Huft..lega banget rasanya bisa pindah dari kost lama dan pindah ke kost baru. Kost baru ini selain lebih dekat kantor, bangunannya masih baru, bersih dan luas juga kamarnya. Saya satu kamar lagi dengan Arum. Kasur sudah disediakan, tapi lemari belum ada. Sementara kami buat lemari dari karton kardus sambil menunggu gajian tiba. Hiks..kreatif apa kereatif nih..hihi..

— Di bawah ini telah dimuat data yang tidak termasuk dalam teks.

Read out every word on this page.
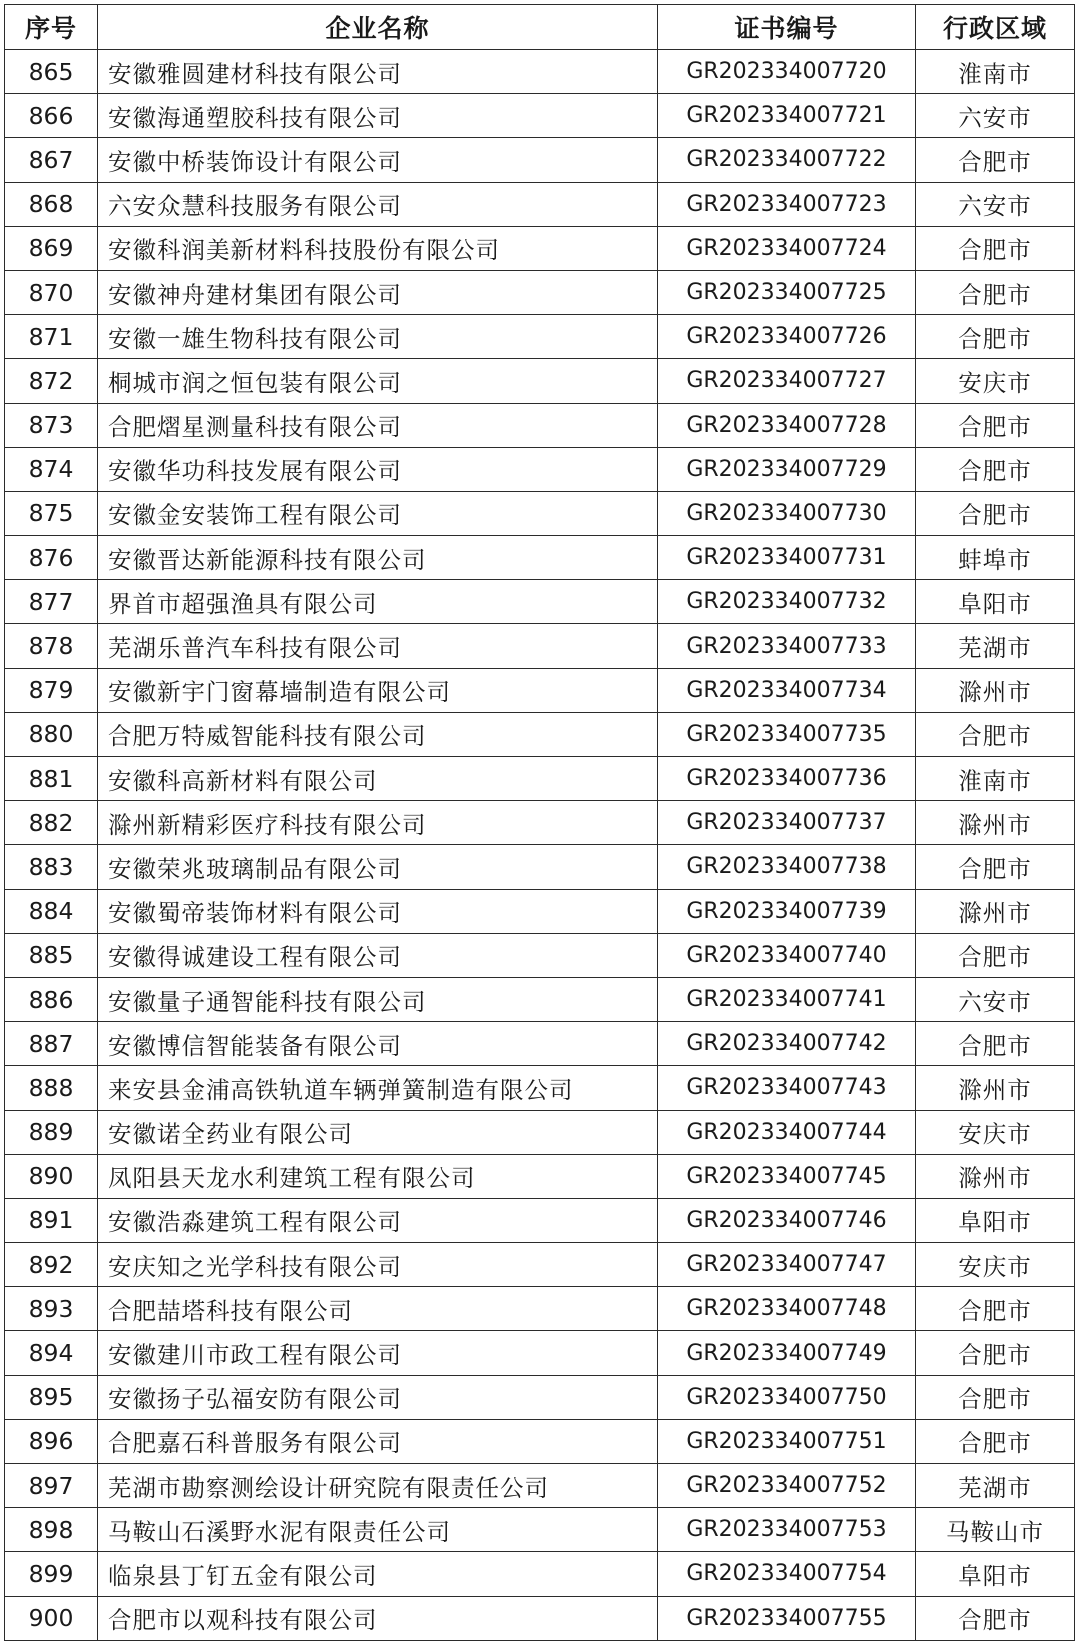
序号	企业名称	证书编号	行政区域
865	安徽雅圆建材科技有限公司	GR202334007720	淮南市
866	安徽海通塑胶科技有限公司	GR202334007721	六安市
867	安徽中桥装饰设计有限公司	GR202334007722	合肥市
868	六安众慧科技服务有限公司	GR202334007723	六安市
869	安徽科润美新材料科技股份有限公司	GR202334007724	合肥市
870	安徽神舟建材集团有限公司	GR202334007725	合肥市
871	安徽一雄生物科技有限公司	GR202334007726	合肥市
872	桐城市润之恒包装有限公司	GR202334007727	安庆市
873	合肥熠星测量科技有限公司	GR202334007728	合肥市
874	安徽华功科技发展有限公司	GR202334007729	合肥市
875	安徽金安装饰工程有限公司	GR202334007730	合肥市
876	安徽晋达新能源科技有限公司	GR202334007731	蚌埠市
877	界首市超强渔具有限公司	GR202334007732	阜阳市
878	芜湖乐普汽车科技有限公司	GR202334007733	芜湖市
879	安徽新宇门窗幕墙制造有限公司	GR202334007734	滁州市
880	合肥万特威智能科技有限公司	GR202334007735	合肥市
881	安徽科高新材料有限公司	GR202334007736	淮南市
882	滁州新精彩医疗科技有限公司	GR202334007737	滁州市
883	安徽荣兆玻璃制品有限公司	GR202334007738	合肥市
884	安徽蜀帝装饰材料有限公司	GR202334007739	滁州市
885	安徽得诚建设工程有限公司	GR202334007740	合肥市
886	安徽量子通智能科技有限公司	GR202334007741	六安市
887	安徽博信智能装备有限公司	GR202334007742	合肥市
888	来安县金浦高铁轨道车辆弹簧制造有限公司	GR202334007743	滁州市
889	安徽诺全药业有限公司	GR202334007744	安庆市
890	凤阳县天龙水利建筑工程有限公司	GR202334007745	滁州市
891	安徽浩淼建筑工程有限公司	GR202334007746	阜阳市
892	安庆知之光学科技有限公司	GR202334007747	安庆市
893	合肥喆塔科技有限公司	GR202334007748	合肥市
894	安徽建川市政工程有限公司	GR202334007749	合肥市
895	安徽扬子弘福安防有限公司	GR202334007750	合肥市
896	合肥嘉石科普服务有限公司	GR202334007751	合肥市
897	芜湖市勘察测绘设计研究院有限责任公司	GR202334007752	芜湖市
898	马鞍山石溪野水泥有限责任公司	GR202334007753	马鞍山市
899	临泉县丁钉五金有限公司	GR202334007754	阜阳市
900	合肥市以观科技有限公司	GR202334007755	合肥市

Halamannya kost cukup luas, sepuluh mobil parkir pun cukup sepertinya, ada sekitar sepuluh kamar kost berjajar. Rumah bapak dan ibu kost ada di sebelah, satu kompleks dengan kost-kostan. O,ya..kost-kostan kami termasuk kost campur, lain dengan kost dulu yang khusus kost putri. Penghuni kost ada yang pasangan suami istri, ada yang masih membujang, ada juga yang LDR karena kerja di Magelang, keluarga ada di kota lain seperti Kebumen, Semarang, Solo dan lain-lain. Hampir tiap weekend mereka mudik untuk keluarga masing-masing. Yah, pokoknya sudah seperti saudara aja kalo pada ngumpul di kost-an. Harganya memang lebih mahal sedikit bila dibanding kost yang dulu, 90 ribu sebulan beda dengan yang dulu 75 ribu. Namun cucok lah ya, dengan tersedianya colokan listrik di kamar plus ada dapur di ujung kost yang cukup memadai untuk memasak. Bisa hemat kan..Ssssttt..ini yang pertama kali kami cek waktu masih survey dulu..maklum, trauma irama soalnya hahaha..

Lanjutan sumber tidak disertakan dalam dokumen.